Summer Reading for Progressive Kids and their Parents

Ack! Summer! All of a sudden, we have little creatures running around our houses, asking for something to do. Who knew?! More organized parents have their craft supplies fully stocked, a plethora of summer camps planned, or at least a large bottle of gin handy.

Well, I may not be completely organized, but Shawn and I do have resources at the ready and we are oh-so-happy to share. We got the books — a long, long list of progressive books to educate you and your child, as well as get us all ready for the upcoming election.

Ready for a trip to the library?

Here we go…a reading list for progressive kids and their parents.

Duck for President, Doreen Cronin, writer and Betsy Lewin, illustrator
Kids with an eye to the White House will appreciate this tale of what inspires a common duck to run for the presidency and then what he encounters when he gets there. 2 and up.

Grace for President, Kelly DiPucchio, writer and LeUyen Pham, illustrator. When Grace discovers that a woman or an African American has never been president, she is justifiably outraged and decides she’s going to be the one. Her teacher encourages her by putting her up for a class election and very real culture clash ensues. Great for 4 and up.

If I Ran for President, Catherine Stier, author and Lynne Avril, illustrator. Narrated by a multicultural group of six children, this excellent book describes the process of getting elected and then, what the heck to do once you get into the Oval Office.

American Votes: How Our President is Elected, Linda Granfield, writer and Steve Bjorkman, illustrator. My six year old just could NOT believe that he couldn’t vote for Barack Obama (MOMMY, YOU ARE KIDDING ME!!!), but this book helps explain this and other mind-boggling complexities of the electoral process. 5 and up.

Vote, Eileen Christlow, writer and illustrator. Another great book that explains, using the example of a mayoral election, the process of electing our leaders. Believe me, there will be questions come November and we need to be prepared.

And Tango Makes Three, Peter Parnell, author and Justin Richardson, illustrator. When I heard that this book was being banned by some Kansas libraries, I immediately went on-line and ordered a heap to give away for holiday gifts. It tells the touching story of a male penguin couple who adopt a penguin egg and raises the chick as their own. Any age.

Why War is Never A Good Idea, Alice Walker, writer and Stefano Vitale, illustrator. An absolutely beautiful, tear-popping poem by the queen herself inspiring us to redouble our commitment to end this horrible war. When you’re done with this one, sample any of the other fabulous children’s books written by Walker. 4 and up.

Why Daddy is a Democrat and Why Mommy is a Democrat, Jeremy Zilber, writer and Yuliya Firsova, illustrator. No points for subtlety but big ones for humor and for describing many key Democratic values. 3 and up.

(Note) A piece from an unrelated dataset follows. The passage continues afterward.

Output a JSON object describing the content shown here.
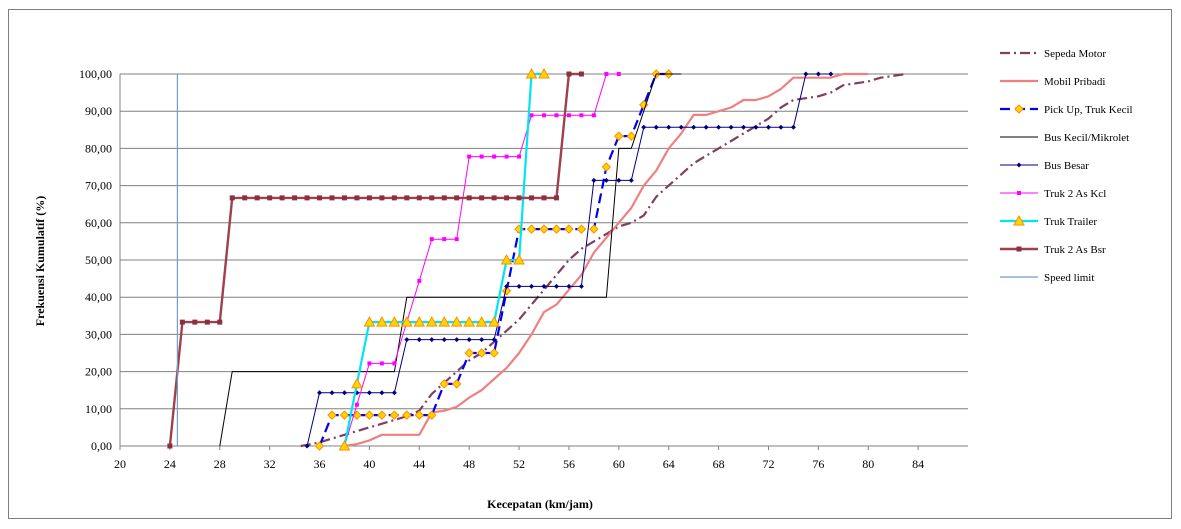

The Peace Book, Todd Parr, writer and illustrator. All bow down to the talent of Parr. I’m a believer. Among his many amazing books, this one stands out in describing the perfect and multifaceted concept of peace, i.e., “peace is making new friends,” or “peace is having enough pizza in the world for everybody.” Written for all ages.

With Courage and Cloth: Winning the Fight for a Woman’s Right to Vote, Ann Bausum, writer. This nonfiction book for more mature readers tells the real story of how women won their struggle for the right to vote. 9 and up.

Whoever You Are, Mem Fox, author and Leslie Staub, illustrator. This book for small children uses beautiful pictures and simple phrases to teach kids about how we all have so much more in common than we may think. 3 and up.

So You Want to Be President, Judith St. George, author and David Small, illustrator. For your history buff, this fun book describes the obstacles and opportunities faced by past presidential candidates. 6 and up.

Lu and the Swamp Ghost, James Carville and Patricia McKissick, authors and David Catrow, illustrator. While I’ve been a bit peeved at Carville since he called Bill Richardson “Judas” for endorsing Obama, the book is nonetheless a gem. It tells the story of a Louisiana girl who faces her fears in order to help others. Great for kids 3 and up.

There are many more, which is so great. We’ll post another list later in the summer. In the meantime, happy reading!

One Response

  1. This list is soooo cool. I’m taking it to the Bookstore in the Grove today. Tomorrow I’m taking it to Books & Books and I’m going to ask for all of these titles. Wait, you forgot, My Miserable, Lonely, Lesbian Pregnancy. Oh, that’s not for kids.

    Why don’t you guys to do a mom’s reading list?